In [None]:
import pandas as pd

# Load dataset
data_path = "../data/clean/merged-labeled/merged_labeled_dataset_61.csv"
merged_data = pd.read_csv(data_path)

# Print dataset information
print(merged_data.head())
print("Number of samples:", len(merged_data))


In [None]:
# Map sentiments to numerical labels
label_mapping = {"Negative": 0, "Neutral": 1, "Positive": 2}
merged_data['sentiment_encoded'] = merged_data['sentiment'].map(label_mapping)

# Check the mapping
print(merged_data.head())


In [None]:
from transformers import BertTokenizer
import torch

# Load BERT tokenizer
tokenizer = BertTokenizer.from_pretrained("bert-base-uncased")

# Tokenize reviews
encodings = tokenizer(
    list(merged_data['reviews']),
    truncation=True,
    padding=True,
    max_length=128,  # Limit the sequence length
    return_tensors="pt"  # Return PyTorch tensors
)

# Convert labels to tensors
labels = torch.tensor(merged_data['sentiment_encoded'].values)

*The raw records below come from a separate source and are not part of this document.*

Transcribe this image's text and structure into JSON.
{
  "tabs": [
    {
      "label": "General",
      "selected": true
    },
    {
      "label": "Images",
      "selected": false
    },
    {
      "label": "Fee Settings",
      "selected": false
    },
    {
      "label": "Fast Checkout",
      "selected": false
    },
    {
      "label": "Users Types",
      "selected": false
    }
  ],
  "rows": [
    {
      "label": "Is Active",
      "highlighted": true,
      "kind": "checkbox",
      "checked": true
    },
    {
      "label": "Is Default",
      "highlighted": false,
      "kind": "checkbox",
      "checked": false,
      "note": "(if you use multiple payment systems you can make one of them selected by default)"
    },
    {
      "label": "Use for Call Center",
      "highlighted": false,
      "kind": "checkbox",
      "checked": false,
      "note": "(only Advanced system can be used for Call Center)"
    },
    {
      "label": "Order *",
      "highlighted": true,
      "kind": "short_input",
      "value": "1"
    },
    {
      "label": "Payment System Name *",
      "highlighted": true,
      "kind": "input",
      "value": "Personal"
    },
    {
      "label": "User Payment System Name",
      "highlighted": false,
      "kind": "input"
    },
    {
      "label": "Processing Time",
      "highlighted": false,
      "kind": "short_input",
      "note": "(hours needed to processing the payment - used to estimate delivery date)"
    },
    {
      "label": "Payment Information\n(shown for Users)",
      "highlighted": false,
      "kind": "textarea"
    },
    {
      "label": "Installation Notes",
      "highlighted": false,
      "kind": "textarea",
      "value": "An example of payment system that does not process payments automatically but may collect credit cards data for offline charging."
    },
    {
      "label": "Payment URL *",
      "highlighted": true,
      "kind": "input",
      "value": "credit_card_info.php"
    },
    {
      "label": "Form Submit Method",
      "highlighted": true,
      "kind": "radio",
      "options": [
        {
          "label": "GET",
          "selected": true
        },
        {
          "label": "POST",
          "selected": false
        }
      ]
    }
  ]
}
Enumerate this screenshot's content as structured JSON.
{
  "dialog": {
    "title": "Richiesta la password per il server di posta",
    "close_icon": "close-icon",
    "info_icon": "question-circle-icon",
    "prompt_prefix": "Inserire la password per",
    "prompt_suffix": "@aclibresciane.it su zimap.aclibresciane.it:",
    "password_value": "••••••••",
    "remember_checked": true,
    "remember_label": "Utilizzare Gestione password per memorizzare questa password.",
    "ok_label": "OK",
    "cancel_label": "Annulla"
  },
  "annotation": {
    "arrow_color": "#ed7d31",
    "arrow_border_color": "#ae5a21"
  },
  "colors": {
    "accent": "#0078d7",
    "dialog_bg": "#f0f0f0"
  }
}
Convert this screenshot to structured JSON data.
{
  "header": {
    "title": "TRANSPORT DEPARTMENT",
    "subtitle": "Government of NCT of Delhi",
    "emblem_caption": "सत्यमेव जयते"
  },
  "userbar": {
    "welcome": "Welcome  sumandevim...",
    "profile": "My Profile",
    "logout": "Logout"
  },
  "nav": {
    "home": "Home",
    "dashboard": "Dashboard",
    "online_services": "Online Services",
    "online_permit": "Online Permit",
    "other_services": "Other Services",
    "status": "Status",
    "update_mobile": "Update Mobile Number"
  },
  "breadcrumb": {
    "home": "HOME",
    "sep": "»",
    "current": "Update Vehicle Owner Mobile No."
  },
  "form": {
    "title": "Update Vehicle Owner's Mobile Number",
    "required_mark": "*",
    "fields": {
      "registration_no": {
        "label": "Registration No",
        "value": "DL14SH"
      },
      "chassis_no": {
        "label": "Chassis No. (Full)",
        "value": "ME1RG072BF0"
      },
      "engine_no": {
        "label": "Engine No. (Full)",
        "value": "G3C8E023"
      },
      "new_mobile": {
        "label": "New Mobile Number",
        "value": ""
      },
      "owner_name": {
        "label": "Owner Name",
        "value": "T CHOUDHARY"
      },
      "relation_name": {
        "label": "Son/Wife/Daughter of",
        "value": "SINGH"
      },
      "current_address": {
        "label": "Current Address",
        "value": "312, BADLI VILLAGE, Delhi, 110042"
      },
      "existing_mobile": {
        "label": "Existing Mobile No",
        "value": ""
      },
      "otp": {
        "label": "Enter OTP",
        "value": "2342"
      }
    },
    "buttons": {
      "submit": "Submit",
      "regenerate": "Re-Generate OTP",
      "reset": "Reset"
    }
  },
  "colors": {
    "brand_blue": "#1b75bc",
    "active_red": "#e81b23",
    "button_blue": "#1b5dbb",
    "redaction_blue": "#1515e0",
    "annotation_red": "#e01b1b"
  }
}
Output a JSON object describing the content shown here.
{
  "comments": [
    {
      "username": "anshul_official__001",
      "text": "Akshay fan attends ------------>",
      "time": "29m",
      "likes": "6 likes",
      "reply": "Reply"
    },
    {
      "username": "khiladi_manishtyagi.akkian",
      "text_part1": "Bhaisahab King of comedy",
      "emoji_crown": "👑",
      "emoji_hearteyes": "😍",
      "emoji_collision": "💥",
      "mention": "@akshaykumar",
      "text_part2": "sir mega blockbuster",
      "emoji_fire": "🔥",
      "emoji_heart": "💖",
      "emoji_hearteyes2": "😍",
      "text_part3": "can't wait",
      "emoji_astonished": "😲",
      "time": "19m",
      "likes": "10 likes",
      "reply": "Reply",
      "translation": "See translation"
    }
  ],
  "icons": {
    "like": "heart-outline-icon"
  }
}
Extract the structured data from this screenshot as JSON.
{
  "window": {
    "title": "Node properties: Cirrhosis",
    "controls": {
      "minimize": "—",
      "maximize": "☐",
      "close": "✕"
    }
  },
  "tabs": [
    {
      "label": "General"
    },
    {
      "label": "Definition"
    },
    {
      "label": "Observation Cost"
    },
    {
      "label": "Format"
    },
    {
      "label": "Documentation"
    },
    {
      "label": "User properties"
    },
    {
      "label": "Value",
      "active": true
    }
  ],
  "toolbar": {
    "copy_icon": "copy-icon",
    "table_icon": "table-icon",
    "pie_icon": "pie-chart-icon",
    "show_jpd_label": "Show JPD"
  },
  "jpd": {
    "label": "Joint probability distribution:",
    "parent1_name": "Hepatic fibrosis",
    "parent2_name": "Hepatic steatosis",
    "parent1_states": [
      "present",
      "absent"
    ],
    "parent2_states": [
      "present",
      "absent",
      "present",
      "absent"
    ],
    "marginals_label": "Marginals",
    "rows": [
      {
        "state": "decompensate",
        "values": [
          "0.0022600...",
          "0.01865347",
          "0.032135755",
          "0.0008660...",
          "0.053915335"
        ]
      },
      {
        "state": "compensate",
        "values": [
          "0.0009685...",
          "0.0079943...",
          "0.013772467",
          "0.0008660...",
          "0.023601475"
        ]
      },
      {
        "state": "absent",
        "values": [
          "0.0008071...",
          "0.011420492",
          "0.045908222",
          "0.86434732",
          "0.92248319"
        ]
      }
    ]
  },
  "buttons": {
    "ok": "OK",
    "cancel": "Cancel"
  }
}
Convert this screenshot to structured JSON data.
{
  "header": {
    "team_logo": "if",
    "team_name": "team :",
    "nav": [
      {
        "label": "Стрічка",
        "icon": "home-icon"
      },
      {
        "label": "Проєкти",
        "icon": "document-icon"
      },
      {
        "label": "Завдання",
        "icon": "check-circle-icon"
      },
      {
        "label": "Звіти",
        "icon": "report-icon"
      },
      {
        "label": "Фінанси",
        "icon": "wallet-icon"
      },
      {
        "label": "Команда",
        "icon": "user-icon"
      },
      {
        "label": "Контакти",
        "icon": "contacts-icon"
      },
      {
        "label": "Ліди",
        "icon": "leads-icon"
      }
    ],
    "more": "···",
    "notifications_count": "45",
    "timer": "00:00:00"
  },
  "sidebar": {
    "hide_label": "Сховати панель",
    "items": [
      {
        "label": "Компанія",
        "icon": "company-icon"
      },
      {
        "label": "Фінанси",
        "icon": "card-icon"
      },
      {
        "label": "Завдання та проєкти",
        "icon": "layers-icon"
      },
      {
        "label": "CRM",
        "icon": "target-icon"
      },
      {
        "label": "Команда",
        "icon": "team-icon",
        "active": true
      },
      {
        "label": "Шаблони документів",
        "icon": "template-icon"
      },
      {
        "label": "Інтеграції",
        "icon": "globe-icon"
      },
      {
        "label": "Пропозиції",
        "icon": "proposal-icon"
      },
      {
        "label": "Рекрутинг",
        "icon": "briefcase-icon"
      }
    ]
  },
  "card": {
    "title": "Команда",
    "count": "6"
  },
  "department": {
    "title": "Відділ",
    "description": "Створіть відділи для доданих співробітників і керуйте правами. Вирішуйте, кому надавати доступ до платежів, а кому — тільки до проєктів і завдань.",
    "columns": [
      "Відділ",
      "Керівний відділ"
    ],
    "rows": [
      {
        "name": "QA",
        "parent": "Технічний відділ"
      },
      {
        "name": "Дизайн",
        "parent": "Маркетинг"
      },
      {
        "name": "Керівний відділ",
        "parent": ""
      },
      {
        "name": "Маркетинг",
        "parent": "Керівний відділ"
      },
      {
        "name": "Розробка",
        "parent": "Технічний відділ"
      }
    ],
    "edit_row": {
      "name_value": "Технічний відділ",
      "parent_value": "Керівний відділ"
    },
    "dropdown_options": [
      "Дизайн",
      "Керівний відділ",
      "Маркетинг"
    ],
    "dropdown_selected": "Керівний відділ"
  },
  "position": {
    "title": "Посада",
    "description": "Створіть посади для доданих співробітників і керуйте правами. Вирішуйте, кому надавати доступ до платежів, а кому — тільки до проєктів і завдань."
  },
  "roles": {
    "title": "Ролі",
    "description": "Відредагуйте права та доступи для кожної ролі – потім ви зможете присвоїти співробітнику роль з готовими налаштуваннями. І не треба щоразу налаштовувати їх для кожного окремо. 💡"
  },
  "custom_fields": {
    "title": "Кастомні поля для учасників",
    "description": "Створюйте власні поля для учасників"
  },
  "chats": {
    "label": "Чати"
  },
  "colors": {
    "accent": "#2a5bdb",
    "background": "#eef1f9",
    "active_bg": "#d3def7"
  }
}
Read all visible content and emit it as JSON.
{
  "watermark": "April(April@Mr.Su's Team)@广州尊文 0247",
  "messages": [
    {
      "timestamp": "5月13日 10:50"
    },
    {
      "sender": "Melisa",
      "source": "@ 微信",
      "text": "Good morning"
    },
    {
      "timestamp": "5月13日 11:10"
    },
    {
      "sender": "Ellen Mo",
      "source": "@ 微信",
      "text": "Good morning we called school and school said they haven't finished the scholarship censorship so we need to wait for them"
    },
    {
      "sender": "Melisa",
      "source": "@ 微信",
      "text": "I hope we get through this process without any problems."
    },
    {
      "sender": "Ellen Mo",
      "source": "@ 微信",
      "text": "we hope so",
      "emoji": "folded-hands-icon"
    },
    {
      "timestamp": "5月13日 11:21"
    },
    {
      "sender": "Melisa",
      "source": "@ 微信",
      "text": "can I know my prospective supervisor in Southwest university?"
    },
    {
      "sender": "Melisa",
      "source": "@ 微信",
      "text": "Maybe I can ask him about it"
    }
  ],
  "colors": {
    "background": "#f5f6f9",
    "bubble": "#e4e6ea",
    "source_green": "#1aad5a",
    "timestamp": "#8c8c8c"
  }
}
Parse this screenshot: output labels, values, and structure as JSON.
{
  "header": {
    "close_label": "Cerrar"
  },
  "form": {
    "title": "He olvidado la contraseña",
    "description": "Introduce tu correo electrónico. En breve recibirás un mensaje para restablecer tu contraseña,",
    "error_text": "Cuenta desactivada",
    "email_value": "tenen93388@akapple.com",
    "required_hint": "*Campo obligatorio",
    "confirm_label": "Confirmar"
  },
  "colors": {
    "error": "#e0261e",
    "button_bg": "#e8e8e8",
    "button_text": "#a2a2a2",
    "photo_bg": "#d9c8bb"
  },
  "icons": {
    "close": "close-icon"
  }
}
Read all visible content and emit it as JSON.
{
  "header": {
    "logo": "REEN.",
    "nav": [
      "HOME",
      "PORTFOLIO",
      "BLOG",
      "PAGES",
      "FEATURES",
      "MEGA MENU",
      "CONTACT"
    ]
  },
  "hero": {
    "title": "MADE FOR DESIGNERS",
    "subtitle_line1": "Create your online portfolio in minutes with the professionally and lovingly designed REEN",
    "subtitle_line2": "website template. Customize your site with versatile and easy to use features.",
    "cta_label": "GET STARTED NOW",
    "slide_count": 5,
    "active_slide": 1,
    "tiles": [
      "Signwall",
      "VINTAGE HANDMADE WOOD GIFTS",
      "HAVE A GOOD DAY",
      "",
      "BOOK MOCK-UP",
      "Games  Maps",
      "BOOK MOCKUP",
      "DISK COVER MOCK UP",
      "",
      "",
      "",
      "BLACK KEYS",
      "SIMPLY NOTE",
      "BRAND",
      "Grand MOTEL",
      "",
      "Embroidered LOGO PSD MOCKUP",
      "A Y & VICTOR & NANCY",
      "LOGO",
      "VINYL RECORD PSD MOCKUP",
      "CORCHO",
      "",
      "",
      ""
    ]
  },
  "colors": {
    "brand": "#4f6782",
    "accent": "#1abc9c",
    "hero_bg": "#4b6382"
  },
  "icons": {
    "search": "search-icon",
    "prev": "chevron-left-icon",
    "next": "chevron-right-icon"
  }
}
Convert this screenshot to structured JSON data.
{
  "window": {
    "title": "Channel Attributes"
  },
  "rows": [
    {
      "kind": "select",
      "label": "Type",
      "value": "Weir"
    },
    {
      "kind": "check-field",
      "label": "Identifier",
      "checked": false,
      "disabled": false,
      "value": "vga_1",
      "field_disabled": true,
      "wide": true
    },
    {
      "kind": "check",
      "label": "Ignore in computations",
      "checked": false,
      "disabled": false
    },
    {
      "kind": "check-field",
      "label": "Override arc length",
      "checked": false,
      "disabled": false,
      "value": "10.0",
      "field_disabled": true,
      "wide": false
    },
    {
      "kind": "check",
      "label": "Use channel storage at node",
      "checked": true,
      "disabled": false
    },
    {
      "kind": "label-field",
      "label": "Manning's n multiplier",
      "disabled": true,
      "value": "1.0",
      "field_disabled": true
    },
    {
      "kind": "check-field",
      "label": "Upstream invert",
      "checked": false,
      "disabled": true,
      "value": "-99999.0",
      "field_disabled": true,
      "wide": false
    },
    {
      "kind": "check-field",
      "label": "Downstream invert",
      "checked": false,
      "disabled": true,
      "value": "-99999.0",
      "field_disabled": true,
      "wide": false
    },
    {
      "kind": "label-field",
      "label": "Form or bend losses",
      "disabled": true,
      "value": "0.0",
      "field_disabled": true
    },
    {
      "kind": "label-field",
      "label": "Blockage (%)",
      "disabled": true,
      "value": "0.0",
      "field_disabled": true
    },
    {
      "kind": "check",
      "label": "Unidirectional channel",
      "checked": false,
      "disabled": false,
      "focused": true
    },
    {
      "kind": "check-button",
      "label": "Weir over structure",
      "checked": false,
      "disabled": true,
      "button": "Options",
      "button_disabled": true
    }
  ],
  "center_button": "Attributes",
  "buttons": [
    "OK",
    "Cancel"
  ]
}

print("Tokenization completed!")
print("Input IDs shape:", encodings['input_ids'].shape)
print("Labels shape:", labels.shape)


In [None]:
from torch.utils.data import Dataset, DataLoader

# Define a custom dataset
class SentimentDataset(Dataset):
    def __init__(self, encodings, labels):
        self.encodings = encodings
        self.labels = labels

    def __len__(self):
        return len(self.labels)

    def __getitem__(self, idx):
        return {key: val[idx] for key, val in self.encodings.items()}, self.labels[idx]

# Create Dataset and DataLoader
dataset = SentimentDataset(encodings, labels)
train_loader = DataLoader(dataset, batch_size=4, shuffle=True)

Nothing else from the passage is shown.